Monday, March 24, 2008

A White Easter

He is Risen! For the first half of my spring break from Loma Linda I've returned to my home-away-from-home in Wilmore, Kentucky where I spent two years at Asbury Theological Seminary. I spent a blessed Easter with old friends at my old church, St. Patrick's Anglican. It was a wonderful service with a baptism the way a baptism should be. I especially enjoyed the preaching from Father Peter Matthews. It was a short message but it was one that confronted the reality of death with the stronger reality of the Resurrection. The day became even more interesting when last night it began snowing hard here in the Bluegrass of Kentucky. It only snowed for a while and there wasn't much more than a trace of accumulation but it was the first "white Easter" I had ever seen.

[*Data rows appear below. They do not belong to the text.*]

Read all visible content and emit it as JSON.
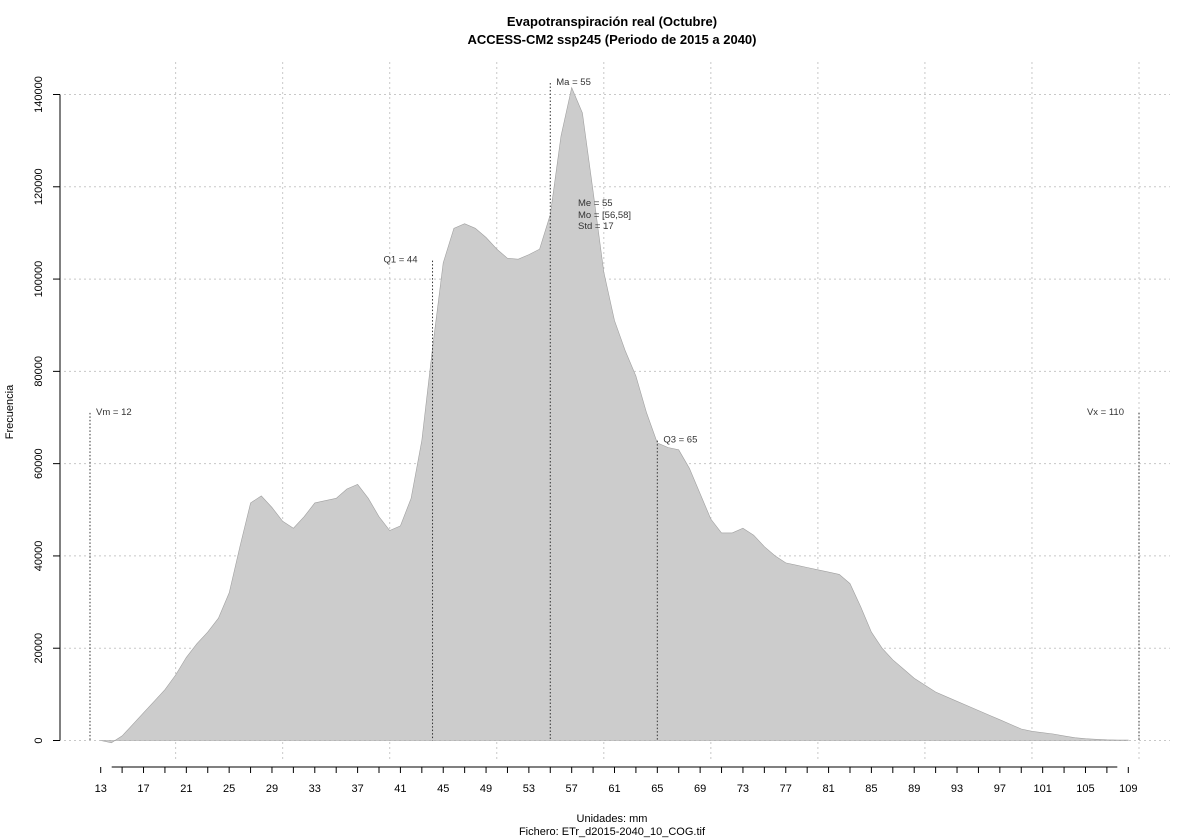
{
  "chart_data": {
    "type": "area",
    "title": "Evapotranspiración real (Octubre)",
    "subtitle": "ACCESS-CM2 ssp245 (Periodo de 2015 a 2040)",
    "xlabel": "Unidades: mm",
    "ylabel": "Frecuencia",
    "footer": "Fichero: ETr_d2015-2040_10_COG.tif",
    "xlim": [
      12,
      110
    ],
    "ylim": [
      0,
      140000
    ],
    "x_ticks": [
      13,
      17,
      21,
      25,
      29,
      33,
      37,
      41,
      45,
      49,
      53,
      57,
      61,
      65,
      69,
      73,
      77,
      81,
      85,
      89,
      93,
      97,
      101,
      105,
      109
    ],
    "y_ticks": [
      0,
      20000,
      40000,
      60000,
      80000,
      100000,
      120000,
      140000
    ],
    "y_tick_labels": [
      "0",
      "20000",
      "40000",
      "60000",
      "80000",
      "100000",
      "120000",
      "140000"
    ],
    "grid": true,
    "grid_x": [
      20,
      30,
      40,
      50,
      60,
      70,
      80,
      90,
      100,
      110
    ],
    "fill_color": "#cccccc",
    "x": [
      13,
      14,
      15,
      16,
      17,
      18,
      19,
      20,
      21,
      22,
      23,
      24,
      25,
      26,
      27,
      28,
      29,
      30,
      31,
      32,
      33,
      34,
      35,
      36,
      37,
      38,
      39,
      40,
      41,
      42,
      43,
      44,
      45,
      46,
      47,
      48,
      49,
      50,
      51,
      52,
      53,
      54,
      55,
      56,
      57,
      58,
      59,
      60,
      61,
      62,
      63,
      64,
      65,
      66,
      67,
      68,
      69,
      70,
      71,
      72,
      73,
      74,
      75,
      76,
      77,
      78,
      79,
      80,
      81,
      82,
      83,
      84,
      85,
      86,
      87,
      88,
      89,
      90,
      91,
      92,
      93,
      94,
      95,
      96,
      97,
      98,
      99,
      100,
      101,
      102,
      103,
      104,
      105,
      106,
      107,
      108,
      109
    ],
    "y": [
      0,
      -500,
      1000,
      3500,
      6000,
      8500,
      11000,
      14200,
      18000,
      21000,
      23500,
      26500,
      32000,
      42000,
      51500,
      53000,
      50500,
      47500,
      46000,
      48500,
      51500,
      52000,
      52500,
      54500,
      55500,
      52500,
      48500,
      45500,
      46500,
      52500,
      65000,
      85000,
      103500,
      111000,
      112000,
      111000,
      109000,
      106500,
      104500,
      104300,
      105300,
      106500,
      114000,
      131000,
      141500,
      136000,
      119000,
      101500,
      91000,
      84500,
      79000,
      71000,
      64500,
      63500,
      63000,
      59000,
      53500,
      48000,
      45000,
      45000,
      46000,
      44500,
      42000,
      40000,
      38500,
      38000,
      37500,
      37000,
      36500,
      36000,
      34000,
      29000,
      23500,
      20000,
      17500,
      15500,
      13500,
      12000,
      10500,
      9500,
      8500,
      7500,
      6500,
      5500,
      4500,
      3500,
      2500,
      2000,
      1700,
      1400,
      1000,
      600,
      400,
      250,
      150,
      100,
      80
    ],
    "annotations": [
      {
        "label": "Vm = 12",
        "x": 12,
        "y_top": 71000,
        "side": "right"
      },
      {
        "label": "Q1 = 44",
        "x": 44,
        "y_top": 104000,
        "side": "left"
      },
      {
        "label": "Ma = 55",
        "x": 55,
        "y_top": 142500,
        "side": "right"
      },
      {
        "label": "Q3 = 65",
        "x": 65,
        "y_top": 65000,
        "side": "right"
      },
      {
        "label": "Vx = 110",
        "x": 110,
        "y_top": 71000,
        "side": "left"
      }
    ],
    "stats": [
      "Me = 55",
      "Mo = [56,58]",
      "Std = 17"
    ]
  }
}
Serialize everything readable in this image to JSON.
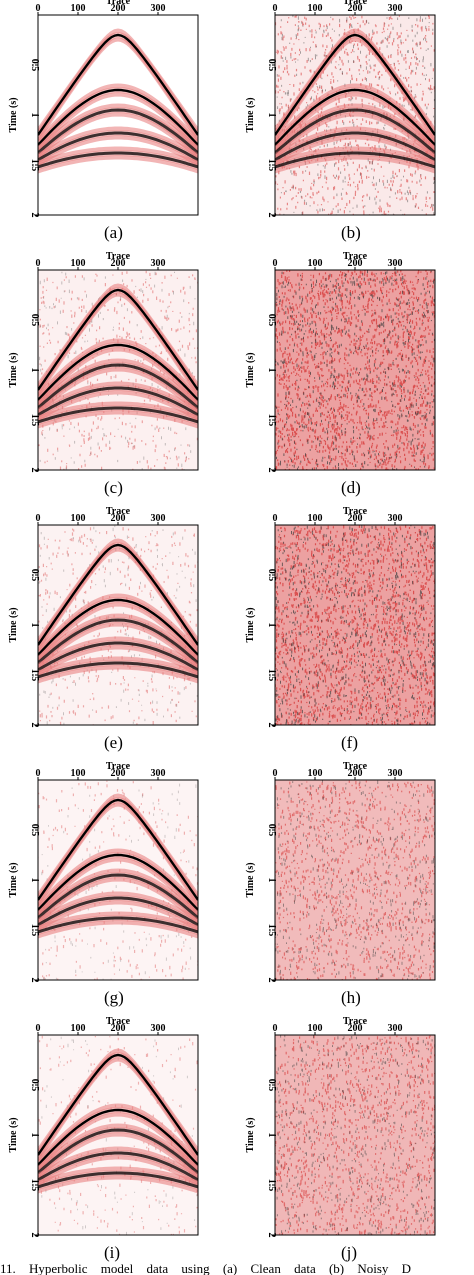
{
  "figure": {
    "axes": {
      "x_label": "Trace",
      "y_label": "Time (s)",
      "x_ticks": [
        "0",
        "100",
        "200",
        "300"
      ],
      "y_ticks": [
        "0.5",
        "1",
        "1.5",
        "2"
      ]
    },
    "colors": {
      "event_core": "#000000",
      "event_halo": "#e87878",
      "noise_red": "#d94646",
      "noise_dark": "#404040",
      "background": "#ffffff"
    },
    "panels": [
      {
        "label": "(a)",
        "kind": "events",
        "noise_level": 0.0
      },
      {
        "label": "(b)",
        "kind": "events",
        "noise_level": 0.45
      },
      {
        "label": "(c)",
        "kind": "events",
        "noise_level": 0.18
      },
      {
        "label": "(d)",
        "kind": "noise",
        "noise_level": 0.95
      },
      {
        "label": "(e)",
        "kind": "events",
        "noise_level": 0.15
      },
      {
        "label": "(f)",
        "kind": "noise",
        "noise_level": 0.95
      },
      {
        "label": "(g)",
        "kind": "events",
        "noise_level": 0.08
      },
      {
        "label": "(h)",
        "kind": "noise",
        "noise_level": 0.55
      },
      {
        "label": "(i)",
        "kind": "events",
        "noise_level": 0.06
      },
      {
        "label": "(j)",
        "kind": "noise",
        "noise_level": 0.6
      }
    ],
    "events": [
      {
        "apex_time_s": 0.2,
        "edge_time_s": 1.2
      },
      {
        "apex_time_s": 0.75,
        "edge_time_s": 1.3
      },
      {
        "apex_time_s": 0.95,
        "edge_time_s": 1.38
      },
      {
        "apex_time_s": 1.18,
        "edge_time_s": 1.45
      },
      {
        "apex_time_s": 1.38,
        "edge_time_s": 1.52
      }
    ],
    "caption_fragment": "11.    Hyperbolic model data using (a) Clean data (b) Noisy D"
  }
}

In his message Fr. Matthews talked about the unnaturalness of death. He talked about how the very center of our beings cry out against this reality we all must face. Fr. Matthews didn't preach that we should somehow embrace death as a natural part of life. He said that there is a reason why death seems so wrong to us. That is, we were not made for death but for life. In his message he quoted this poem from Dylan Thomas:

Do Not Go Gentle Into That Good Night
Do not go gentle into that good night,
Old age should burn and rave at close of day;
Rage, rage against the dying of the light.


Though wise men at their end know dark is right,
Because their words had forked no lightning they
Do not go gentle into that good night.


Good men, the last wave by, crying how bright
Their frail deeds might have danced in a green bay,
Rage, rage against the dying of the light.


Wild men who caught and sang the sun in flight,
And learn, too late, they grieved it on its way,
Do not go gentle into that good night.


Grave men, near death, who see with blinding sight
Blind eyes could blaze like meteors and be gay,
Rage, rage against the dying of the light.


And you, my father, there on the sad height,
Curse, bless me now with your fierce tears, I pray.
Do not go gentle into that good night.
Rage, rage against the dying of the light.